The Pentagon told Congress Thursday that Iraqi insurgents are failing to derail the move toward democracy but remain "capable, adaptable and intent" on carrying out lethal attacks aided by a continuing inflow of foreign terrorists.
Its 23-page report, the most comprehensive public assessment yet by the military establishment of progress in Iraq, was more than a week overdue. In it, the Pentagon cited progress on political, economic and security fronts. But it does not say how soon Iraqi security forces will be sufficiently trained to defend the war-torn country without the direct assistance of American troops.
Some Democrats were quick to criticize, saying the accounting fell short of helping the public understand when U.S. troops can leave.
"They missed an opportunity," said Rep. John Murtha of Pennsylvania, the lead Democrat on the House Appropriations subcommittee on defense.
U.S. officers have developed a method of calculating the combat readiness of the approximately 76,700 Iraqi Army troops, but the Pentagon said it "should not and must not" publicly disclose specific data.
"The enemy's knowledge of such details would put both Iraqi and coalition forces at increased risk," the report said.

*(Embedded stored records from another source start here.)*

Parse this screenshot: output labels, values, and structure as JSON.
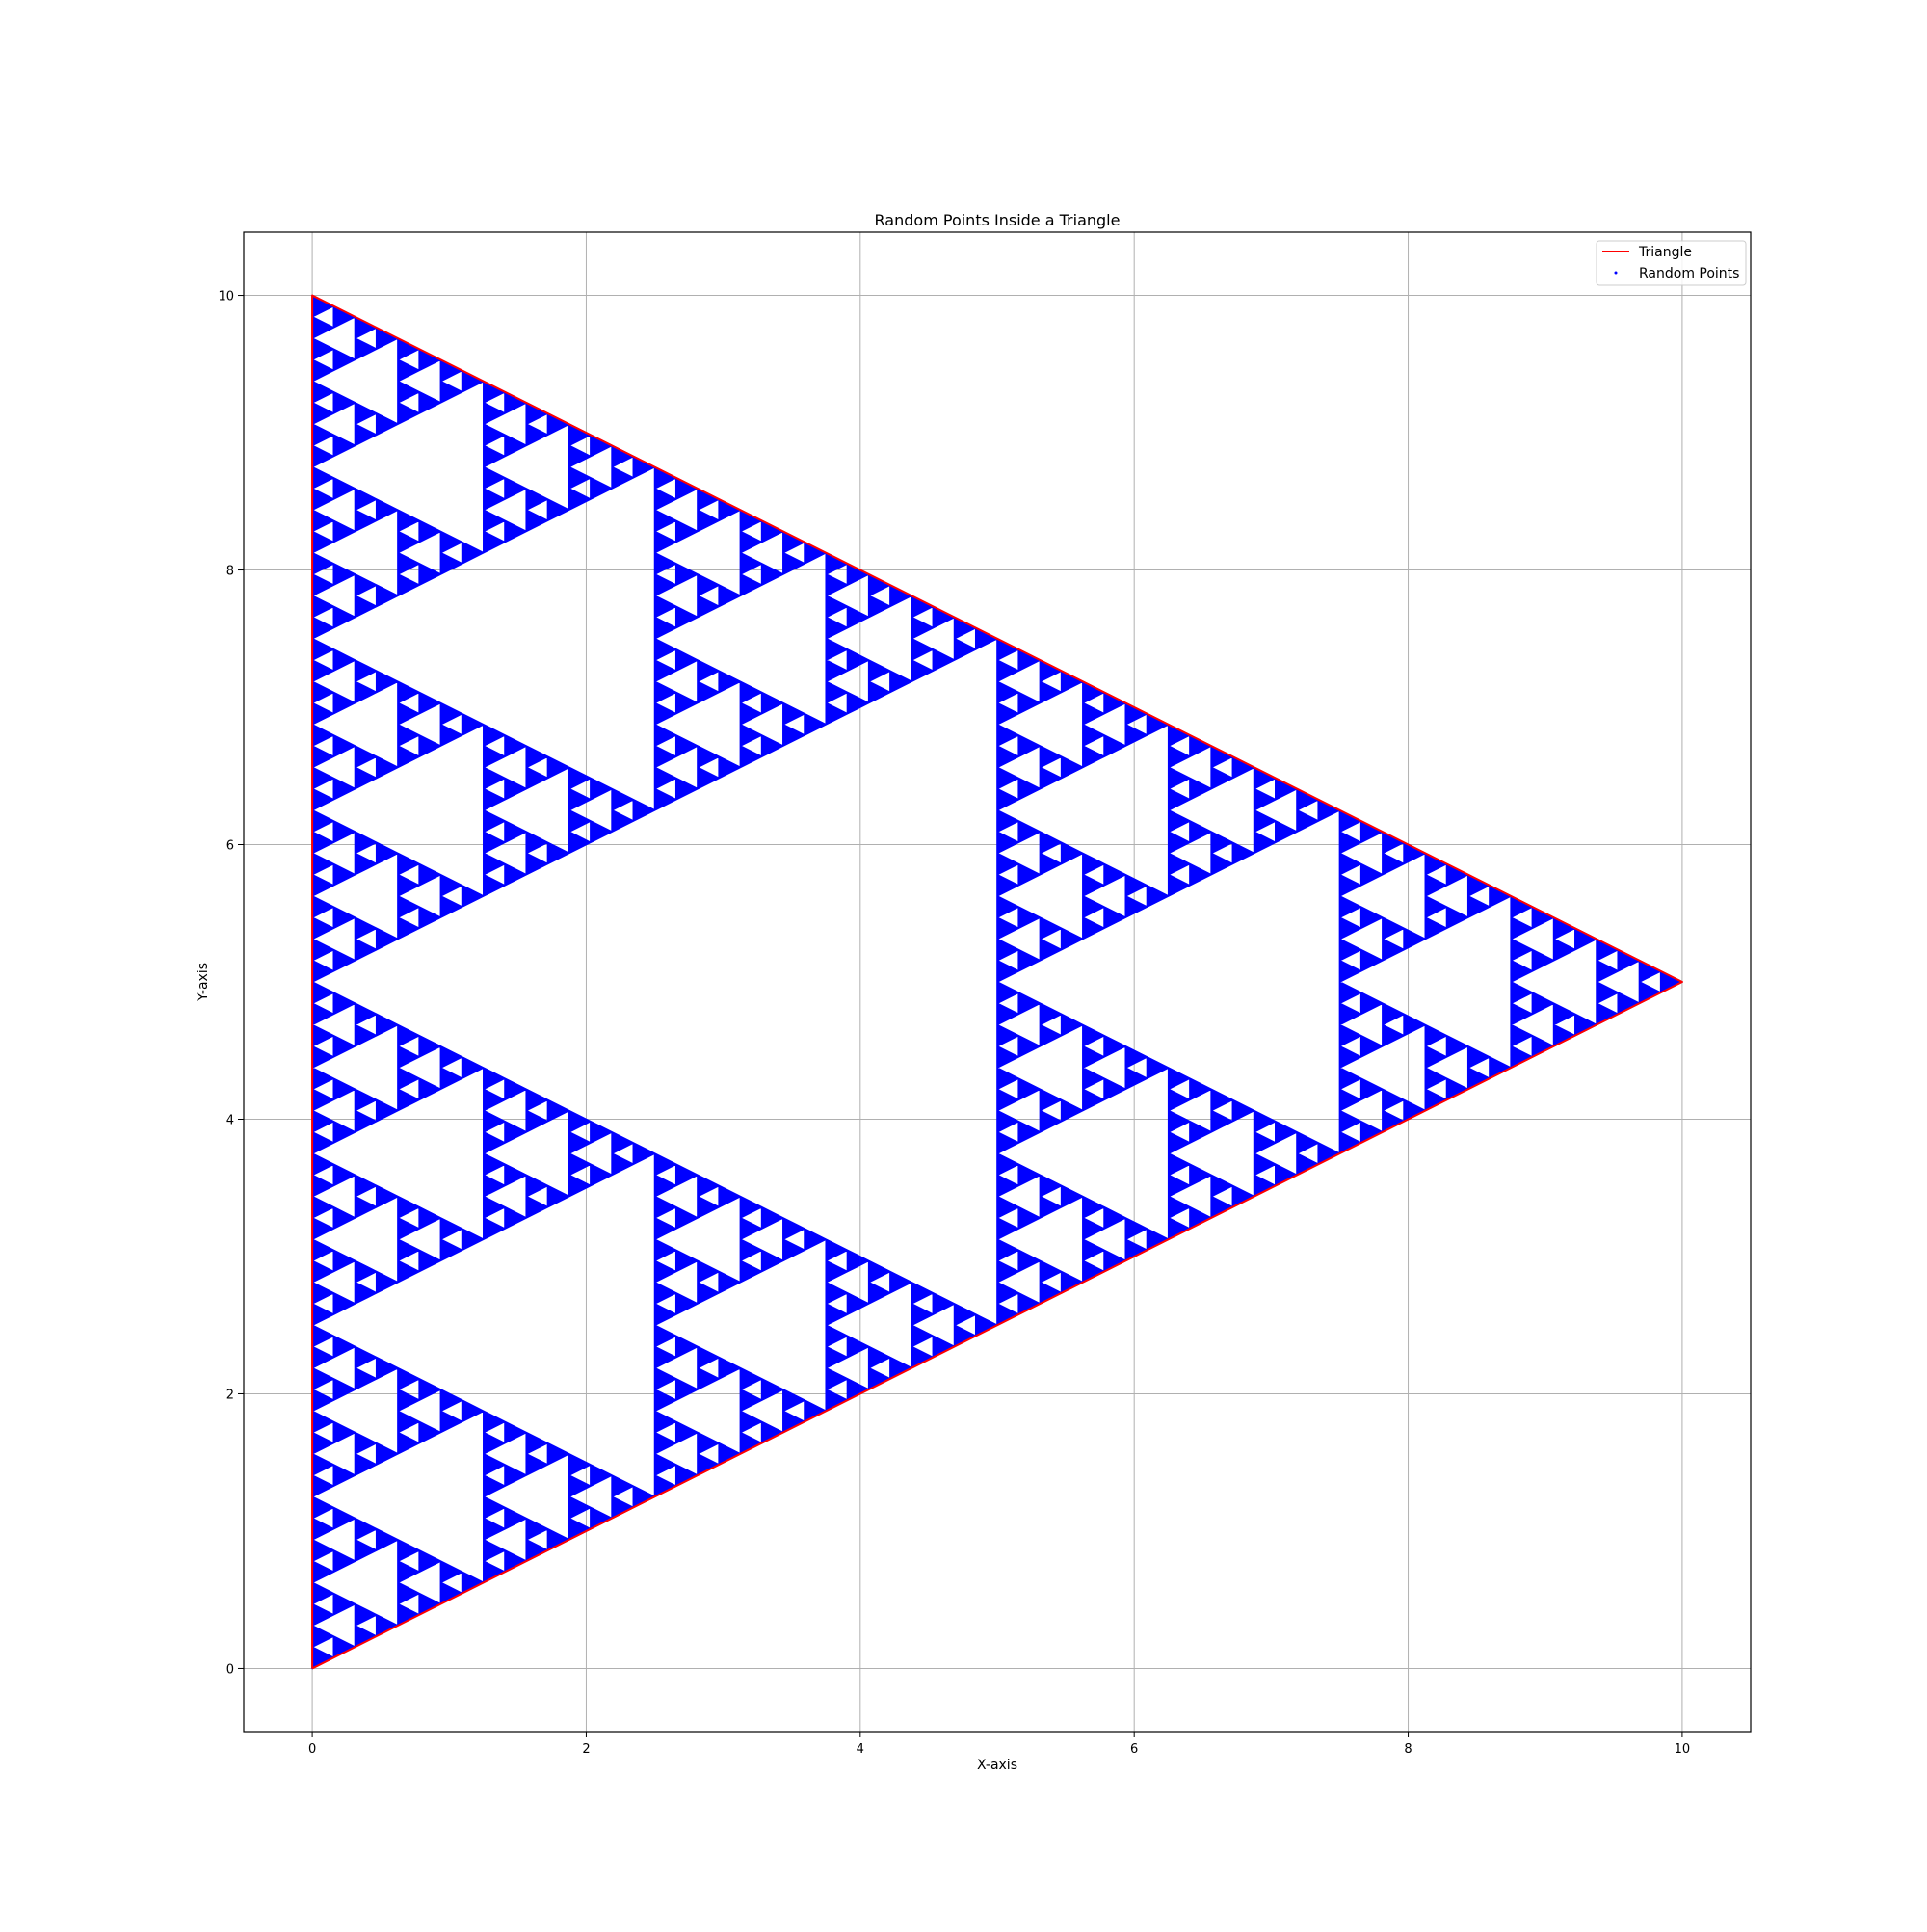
{
  "chart_data": {
    "type": "scatter",
    "title": "Random Points Inside a Triangle",
    "xlabel": "X-axis",
    "ylabel": "Y-axis",
    "xlim": [
      -0.5,
      10.5
    ],
    "ylim": [
      -0.46,
      10.46
    ],
    "xticks": [
      "0",
      "2",
      "4",
      "6",
      "8",
      "10"
    ],
    "yticks": [
      "0",
      "2",
      "4",
      "6",
      "8",
      "10"
    ],
    "grid": true,
    "legend_position": "top-right",
    "series": [
      {
        "name": "Triangle",
        "kind": "line",
        "color": "#ff0000",
        "vertices": [
          [
            0,
            0
          ],
          [
            10,
            5
          ],
          [
            0,
            10
          ],
          [
            0,
            0
          ]
        ]
      },
      {
        "name": "Random Points",
        "kind": "scatter",
        "color": "#0000ff",
        "pattern": "sierpinski",
        "depth": 6,
        "vertices": [
          [
            0,
            0
          ],
          [
            10,
            5
          ],
          [
            0,
            10
          ]
        ]
      }
    ]
  }
}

That information, along with details on various possible changes in the level of U.S. forces in Iraq next year, were included in an annex, classified as secret, along with the unclassified report delivered to Congress.
There currently are about 138,000 U.S. troops in Iraq. The Pentagon report offered no estimate of when they could be withdrawn.
Democratic critics of Bush administration Iraq policy lashed out at the Pentagon for refusing to publicly release a detailed assessment of the readiness of Iraqi security forces.
Sen. Carl Levin, ranking Democrat on the Senate Armed Services Committee, said he fears "the American people are going to be left out" of discussions about when the United States can bring troops home and turn the country over to Iraqi security forces.
Last week, Gen. Peter Pace, the vice chairman of the Joint Chiefs of Staff, provided a written statement to the Senate Armed Services Committee that said about half of Iraq's new police battalions are still being established and cannot yet conduct operations. He provided the statement in response to a question posed by Levin.
It was not clear how that squared with an assertion in Thursday's report to Congress that "more than half of provincial police headquarters currently are assessed to have control in their province."
Pace said the other half of the police units and two-thirds of the new army battalions are only "partially capable" of carrying out counterinsurgency missions and need U.S. help.
"Only a small number of Iraqi Security Forces are taking on the insurgents and terrorists by themselves," Pace wrote in the memo.
Thursday's report to Congress noted that when U.S. and Iraqi forces assaulted the insurgent stronghold of Fallujah last November several Iraqi battalions "collapsed." Absenteeism among regular Iraqi army units was "in double digits" and remained so for the rest of the year, it added.
"Although such problems have not been entirely solved, they have been addressed in large measure," the report said, due in part to efforts that have alleviated equipment shortages.
"Still, units that are conducting operations and units that relocate elsewhere in Iraqi experience a surge in absenteeism," it said.
In a briefing for reporters at the Pentagon, Lt. Gen. Walter Sharp said the insurgents have shifted their focus from attacking U.S. troops to civilian targets. "That's why you are seeing more civilian casualties," he said.
The report said that Iraqi Sunnis make up the largest proportion of the insurgency, but it also decried a continuing influx of foreign terrorists from across Iraq's borders. Iraq has 15,500 trained border police, but their effectiveness varies widely and is rated by U.S. officials as "generally moderate to low."
"Although violent extremist activity accounts for a fraction of the overall violence, the dramatic and symbolic nature and lethality of their attacks, combined with effective information operations, has a disproportionate psychological impact relative to their numbers," the report said.
Outlining the way forward on the political front, the report said that Washington expects the Iraqis to meet an Aug. 15 deadline for writing a constitution, followed by a national referendum on the constitution by Oct. 15 and a Dec. 15 election under that constitution for a permanent government that would take power shortly thereafter.
Ratifying a constitution has been held up by Sunni Arabs, who decided Thursday to continue boycotting the committee drafting Iraq's new constitution, casting doubt on whether the group can meet an August deadline to complete its work.
Kamal Hamdoun, one of the 12 remaining Sunnis appointed to the commission last month, said the Sunnis would continue their boycott pending an international investigation into the assassinations of two colleagues Tuesday and until other demands are met.
Even if the Shiite and Kurdish committee members decided to try and meet the August deadline without Sunni participation, questions would be raised over the legitimacy of a charter and whether it would win Sunni approval in an October referendum.
"One noteworthy strategic indicator of progress toward a stable security environment has been the inability of insurgents to derail the political process and timeline," the report said. "To do so is the strategic objective of the insurgents, and they are failing to achieve it."